Can vary from hospital to hospital but here are some comments therein:
“Occasionally such a transfer will need to take place at short notice to ensure we have enough available beds in this hospital to admit and care for acutely ill patients.” It is important that you, your family and friends understand that you may not be able to stay in hospital whilst waiting for longer term arrangements to be made. We will work closely with you and ensure you are kept fully informed.” – We as a family were only told at the last minute that Elizabeth was moving – I felt happy for her on the one hand but did not agree with their decision as I knew that underlying issues were not resolved or treated. I felt that this was not good at all and that they should have looked at the places I recommended that could have provided a year long programme that would really tackle the serious underlying issues as a result of being abused under previous care in the community.
It is also documented that : Communication and consultation with the patient, their family and carers are of prime importance in ensuring patient experiences care as a coherent and coordinated pathway.
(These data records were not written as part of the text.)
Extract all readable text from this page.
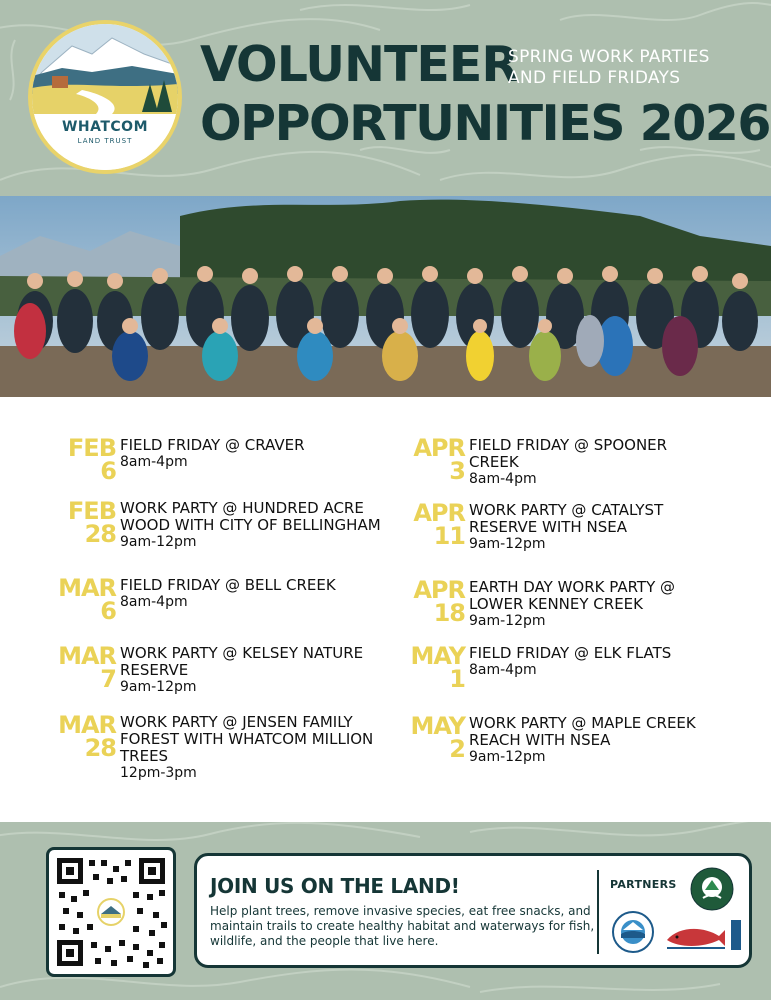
WHATCOM
LAND TRUST
VOLUNTEER
SPRING WORK PARTIES
AND FIELD FRIDAYS
OPPORTUNITIES 2026
FEB
6
FIELD FRIDAY @ CRAVER
8am-4pm
FEB
28
WORK PARTY @ HUNDRED ACRE WOOD WITH CITY OF BELLINGHAM
9am-12pm
MAR
6
FIELD FRIDAY @ BELL CREEK
8am-4pm
MAR
7
WORK PARTY @ KELSEY NATURE RESERVE
9am-12pm
MAR
28
WORK PARTY @ JENSEN FAMILY FOREST WITH WHATCOM MILLION TREES
12pm-3pm
APR
3
FIELD FRIDAY @ SPOONER CREEK
8am-4pm
APR
11
WORK PARTY @ CATALYST RESERVE WITH NSEA
9am-12pm
APR
18
EARTH DAY WORK PARTY @ LOWER KENNEY CREEK
9am-12pm
MAY
1
FIELD FRIDAY @ ELK FLATS
8am-4pm
MAY
2
WORK PARTY @ MAPLE CREEK REACH WITH NSEA
9am-12pm
JOIN US ON THE LAND!
Help plant trees, remove invasive species, eat free snacks, and maintain trails to create healthy habitat and waterways for fish, wildlife, and the people that live here.
PARTNERS
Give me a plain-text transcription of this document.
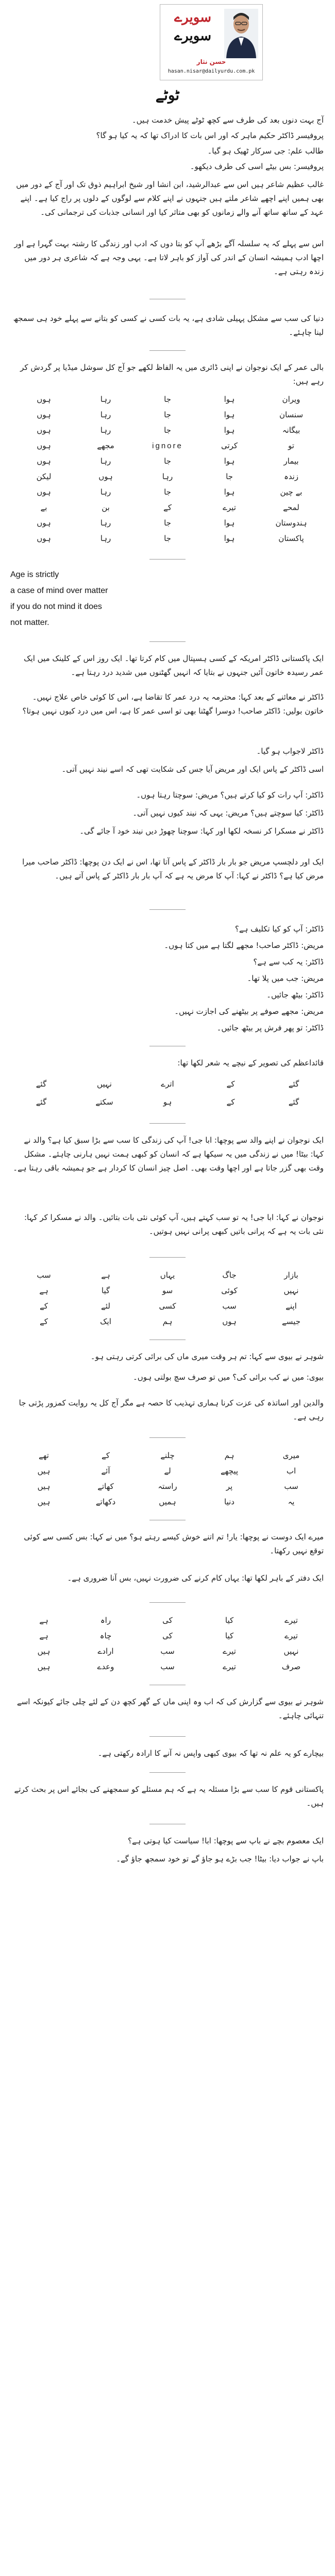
سویرے
سویرے
حسن نثار
hasan.nisar@dailyurdu.com.pk
ٹوٹے

آج بہت دنوں بعد کی طرف سے کچھ ٹوٹے پیش خدمت ہیں۔

پروفیسر ڈاکٹر حکیم ماہر کہ اور اس بات کا ادراک تھا کہ یہ کیا ہو گا؟

طالب علم: جی سرکار ٹھیک ہو گیا۔

پروفیسر: بس بیٹے اسی کی طرف دیکھو۔

غالب عظیم شاعر ہیں اس سے عبدالرشید، ابن انشا اور شیخ ابراہیم ذوق تک اور آج کے دور میں بھی ہمیں اپنے اچھے شاعر ملتے ہیں جنہوں نے اپنے کلام سے لوگوں کے دلوں پر راج کیا ہے۔ اپنے عہد کے ساتھ ساتھ آنے والے زمانوں کو بھی متاثر کیا اور انسانی جذبات کی ترجمانی کی۔

اس سے پہلے کہ یہ سلسلہ آگے بڑھے آپ کو بتا دوں کہ ادب اور زندگی کا رشتہ بہت گہرا ہے اور اچھا ادب ہمیشہ انسان کے اندر کی آواز کو باہر لاتا ہے۔ یہی وجہ ہے کہ شاعری ہر دور میں زندہ رہتی ہے۔

دنیا کی سب سے مشکل پہیلی شادی ہے، یہ بات کسی نے کسی کو بتانے سے پہلے خود ہی سمجھ لینا چاہئے۔

بالی عمر کے ایک نوجوان نے اپنی ڈائری میں یہ الفاظ لکھے جو آج کل سوشل میڈیا پر گردش کر رہے ہیں:

ویران
ہوا
جا
رہا
ہوں
سنسان
ہوا
جا
رہا
ہوں
بیگانہ
ہوا
جا
رہا
ہوں
تو
کرتی
ignore
مجھے
ہوں
بیمار
ہوا
جا
رہا
ہوں
زندہ
جا
رہا
ہوں
لیکن
بے چین
ہوا
جا
رہا
ہوں
لمحے
تیرے
کے
بن
بے
ہندوستان
ہوا
جا
رہا
ہوں
پاکستان
ہوا
جا
رہا
ہوں
Age is strictly
a case of mind over matter
if you do not mind it does
not matter.

ایک پاکستانی ڈاکٹر امریکہ کے کسی ہسپتال میں کام کرتا تھا۔ ایک روز اس کے کلینک میں ایک عمر رسیدہ خاتون آئیں جنہوں نے بتایا کہ انہیں گھٹنوں میں شدید درد رہتا ہے۔

ڈاکٹر نے معائنے کے بعد کہا: محترمہ یہ درد عمر کا تقاضا ہے، اس کا کوئی خاص علاج نہیں۔ خاتون بولیں: ڈاکٹر صاحب! دوسرا گھٹنا بھی تو اسی عمر کا ہے، اس میں درد کیوں نہیں ہوتا؟

ڈاکٹر لاجواب ہو گیا۔

اسی ڈاکٹر کے پاس ایک اور مریض آیا جس کی شکایت تھی کہ اسے نیند نہیں آتی۔

ڈاکٹر: آپ رات کو کیا کرتے ہیں؟ مریض: سوچتا رہتا ہوں۔

ڈاکٹر: کیا سوچتے ہیں؟ مریض: یہی کہ نیند کیوں نہیں آتی۔

ڈاکٹر نے مسکرا کر نسخہ لکھا اور کہا: سوچنا چھوڑ دیں نیند خود آ جائے گی۔

ایک اور دلچسپ مریض جو بار بار ڈاکٹر کے پاس آتا تھا، اس نے ایک دن پوچھا: ڈاکٹر صاحب میرا مرض کیا ہے؟ ڈاکٹر نے کہا: آپ کا مرض یہ ہے کہ آپ بار بار ڈاکٹر کے پاس آتے ہیں۔

ڈاکٹر: آپ کو کیا تکلیف ہے؟

مریض: ڈاکٹر صاحب! مجھے لگتا ہے میں کتا ہوں۔

ڈاکٹر: یہ کب سے ہے؟

مریض: جب میں پلا تھا۔

ڈاکٹر: بیٹھ جائیں۔

مریض: مجھے صوفے پر بیٹھنے کی اجازت نہیں۔

ڈاکٹر: تو پھر فرش پر بیٹھ جائیں۔

قائداعظم کی تصویر کے نیچے یہ شعر لکھا تھا:

گئے
کے
اترے
نہیں
گئے
گئے
کے
ہو
سکتے
گئے

ایک نوجوان نے اپنے والد سے پوچھا: ابا جی! آپ کی زندگی کا سب سے بڑا سبق کیا ہے؟ والد نے کہا: بیٹا! میں نے زندگی میں یہ سیکھا ہے کہ انسان کو کبھی ہمت نہیں ہارنی چاہئے۔ مشکل وقت بھی گزر جاتا ہے اور اچھا وقت بھی۔ اصل چیز انسان کا کردار ہے جو ہمیشہ باقی رہتا ہے۔

نوجوان نے کہا: ابا جی! یہ تو سب کہتے ہیں، آپ کوئی نئی بات بتائیں۔ والد نے مسکرا کر کہا: نئی بات یہ ہے کہ پرانی باتیں کبھی پرانی نہیں ہوتیں۔

بازار
جاگ
یہاں
ہے
سب
نہیں
کوئی
سو
گیا
ہے
اپنے
سب
کسی
لئے
کے
جیسے
ہوں
ہم
ایک
کے

شوہر نے بیوی سے کہا: تم ہر وقت میری ماں کی برائی کرتی رہتی ہو۔

بیوی: میں نے کب برائی کی؟ میں تو صرف سچ بولتی ہوں۔

والدین اور اساتذہ کی عزت کرنا ہماری تہذیب کا حصہ ہے مگر آج کل یہ روایت کمزور پڑتی جا رہی ہے۔

میری
ہم
چلنے
کے
تھے
اب
پیچھے
لے
آئے
ہیں
سب
پر
راستہ
کھاتے
ہیں
یہ
دنیا
ہمیں
دکھاتے
ہیں

میرے ایک دوست نے پوچھا: یار! تم اتنے خوش کیسے رہتے ہو؟ میں نے کہا: بس کسی سے کوئی توقع نہیں رکھتا۔

ایک دفتر کے باہر لکھا تھا: یہاں کام کرنے کی ضرورت نہیں، بس آنا ضروری ہے۔

تیرے
کیا
کی
راہ
ہے
تیرے
کیا
کی
چاہ
ہے
نہیں
تیرے
سب
ارادے
ہیں
صرف
تیرے
سب
وعدے
ہیں

شوہر نے بیوی سے گزارش کی کہ اب وہ اپنی ماں کے گھر کچھ دن کے لئے چلی جائے کیونکہ اسے تنہائی چاہئے۔

بیچارے کو یہ علم نہ تھا کہ بیوی کبھی واپس نہ آنے کا ارادہ رکھتی ہے۔

پاکستانی قوم کا سب سے بڑا مسئلہ یہ ہے کہ ہم مسئلے کو سمجھنے کی بجائے اس پر بحث کرتے ہیں۔

ایک معصوم بچے نے باپ سے پوچھا: ابا! سیاست کیا ہوتی ہے؟

باپ نے جواب دیا: بیٹا! جب بڑے ہو جاؤ گے تو خود سمجھ جاؤ گے۔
This is not my experience – it is hard to get through to people sometimes on the phone. The Responsible Clinician has never phoned me back. My daughter was not consulted that they were cancelling her solicitors to appeal on Section 2.
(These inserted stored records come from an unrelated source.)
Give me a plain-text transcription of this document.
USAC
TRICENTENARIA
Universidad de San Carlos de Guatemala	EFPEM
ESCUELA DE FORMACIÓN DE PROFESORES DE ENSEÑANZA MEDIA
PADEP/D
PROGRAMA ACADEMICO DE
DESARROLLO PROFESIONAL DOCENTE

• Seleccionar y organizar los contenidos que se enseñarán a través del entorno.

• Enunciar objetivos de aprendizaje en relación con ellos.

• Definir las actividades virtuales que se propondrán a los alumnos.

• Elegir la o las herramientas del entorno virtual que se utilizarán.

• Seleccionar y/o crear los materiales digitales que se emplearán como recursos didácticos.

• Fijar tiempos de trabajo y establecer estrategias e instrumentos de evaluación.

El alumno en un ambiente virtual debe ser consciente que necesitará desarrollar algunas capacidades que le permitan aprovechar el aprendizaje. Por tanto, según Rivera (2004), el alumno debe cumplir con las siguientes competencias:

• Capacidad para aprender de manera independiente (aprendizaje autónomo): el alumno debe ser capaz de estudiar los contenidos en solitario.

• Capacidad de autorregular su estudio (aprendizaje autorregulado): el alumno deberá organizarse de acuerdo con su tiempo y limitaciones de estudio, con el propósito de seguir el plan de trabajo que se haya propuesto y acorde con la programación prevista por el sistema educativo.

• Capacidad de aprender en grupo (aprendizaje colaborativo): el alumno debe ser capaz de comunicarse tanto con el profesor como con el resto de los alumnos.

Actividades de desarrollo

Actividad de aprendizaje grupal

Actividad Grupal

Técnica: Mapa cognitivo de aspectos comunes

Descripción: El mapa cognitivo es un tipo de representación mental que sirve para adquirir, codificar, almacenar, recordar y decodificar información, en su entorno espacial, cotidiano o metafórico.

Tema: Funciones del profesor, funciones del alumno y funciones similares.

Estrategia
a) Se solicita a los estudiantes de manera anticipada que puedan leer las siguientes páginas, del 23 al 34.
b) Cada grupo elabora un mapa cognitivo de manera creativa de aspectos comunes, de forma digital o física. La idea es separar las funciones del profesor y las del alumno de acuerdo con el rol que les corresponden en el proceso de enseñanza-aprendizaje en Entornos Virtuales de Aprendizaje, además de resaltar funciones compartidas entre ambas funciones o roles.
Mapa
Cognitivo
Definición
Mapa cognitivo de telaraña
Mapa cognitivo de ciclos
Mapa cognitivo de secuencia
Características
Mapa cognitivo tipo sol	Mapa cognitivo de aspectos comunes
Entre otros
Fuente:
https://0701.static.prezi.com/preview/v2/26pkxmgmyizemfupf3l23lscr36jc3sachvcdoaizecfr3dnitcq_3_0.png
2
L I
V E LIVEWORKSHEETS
It has been horrible to see Elizabeth on the ward over this Bank Holiday weekend – it would have benefitted her to be able to stroll out in the grounds as she has been allowed before so I see this as punishment – total punishment by the Doctors concerned and it is all about power and control as patients are not treated as “patients” but criminals.
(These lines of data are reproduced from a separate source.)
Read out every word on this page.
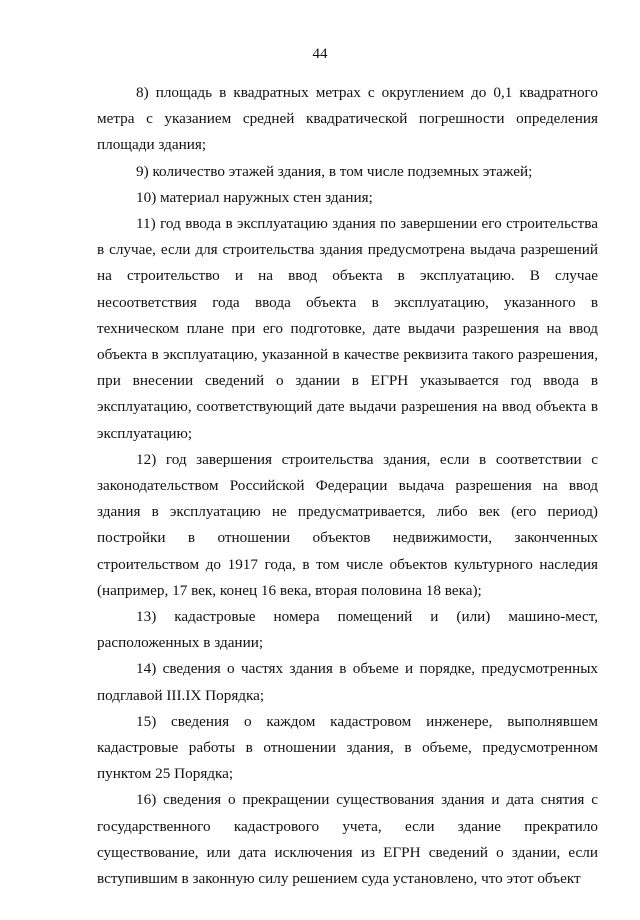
44

8) площадь в квадратных метрах с округлением до 0,1 квадратного метра с указанием средней квадратической погрешности определения площади здания;

9) количество этажей здания, в том числе подземных этажей;

10) материал наружных стен здания;

11) год ввода в эксплуатацию здания по завершении его строительства в случае, если для строительства здания предусмотрена выдача разрешений на строительство и на ввод объекта в эксплуатацию. В случае несоответствия года ввода объекта в эксплуатацию, указанного в техническом плане при его подготовке, дате выдачи разрешения на ввод объекта в эксплуатацию, указанной в качестве реквизита такого разрешения, при внесении сведений о здании в ЕГРН указывается год ввода в эксплуатацию, соответствующий дате выдачи разрешения на ввод объекта в эксплуатацию;

12) год завершения строительства здания, если в соответствии с законодательством Российской Федерации выдача разрешения на ввод здания в эксплуатацию не предусматривается, либо век (его период) постройки в отношении объектов недвижимости, законченных строительством до 1917 года, в том числе объектов культурного наследия (например, 17 век, конец 16 века, вторая половина 18 века);

13) кадастровые номера помещений и (или) машино-мест, расположенных в здании;

14) сведения о частях здания в объеме и порядке, предусмотренных подглавой III.IX Порядка;

15) сведения о каждом кадастровом инженере, выполнявшем кадастровые работы в отношении здания, в объеме, предусмотренном пунктом 25 Порядка;

16) сведения о прекращении существования здания и дата снятия с государственного кадастрового учета, если здание прекратило существование, или дата исключения из ЕГРН сведений о здании, если вступившим в законную силу решением суда установлено, что этот объект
Transfer to community has failed as the main concern was getting her out of hospital so that a bed was available for someone else but how could a risk assessment have been done properly with due regard to health and safety when “services” were not even up and running until later on the next day.
I would conclude that I am disappointed in the procedures that have failed and will not attend tomorrow’s meeting but am sending carers to represent Elizabeth in my absence.
What I would like to see:
I would have preferred her to go on a long term programme – not more than a year at The Retreat or Khiron House or Amitola Community. If she is to return to that scheme then I would like to see her left completely alone in order that she can do things in her own time and adjust and then she will join in. It should be respected that Elizabeth still feels the physical pain from withdrawal of anti-psychotic drugs given to her over the past 11 years, none of them have worked. I would like to see her get the right kind of care but so would so many others that I am in touch with and what needs to be thought of is the kind of training given and I have proven what works with Elizabeth – a different approach needs to be taken in some cases.
I am also supposed to be speaking to The Executive Director of Patient Services tomorrow. I doubt Elizabeth has even seen her care plan. She does not have an advocate so I am providing advocates myself who are totally independent and they need to get those safes fixed as a matter of urgency.
It is not good that there is nothing to do at the weekends when if less money was spent on private sector care all of this could be provided.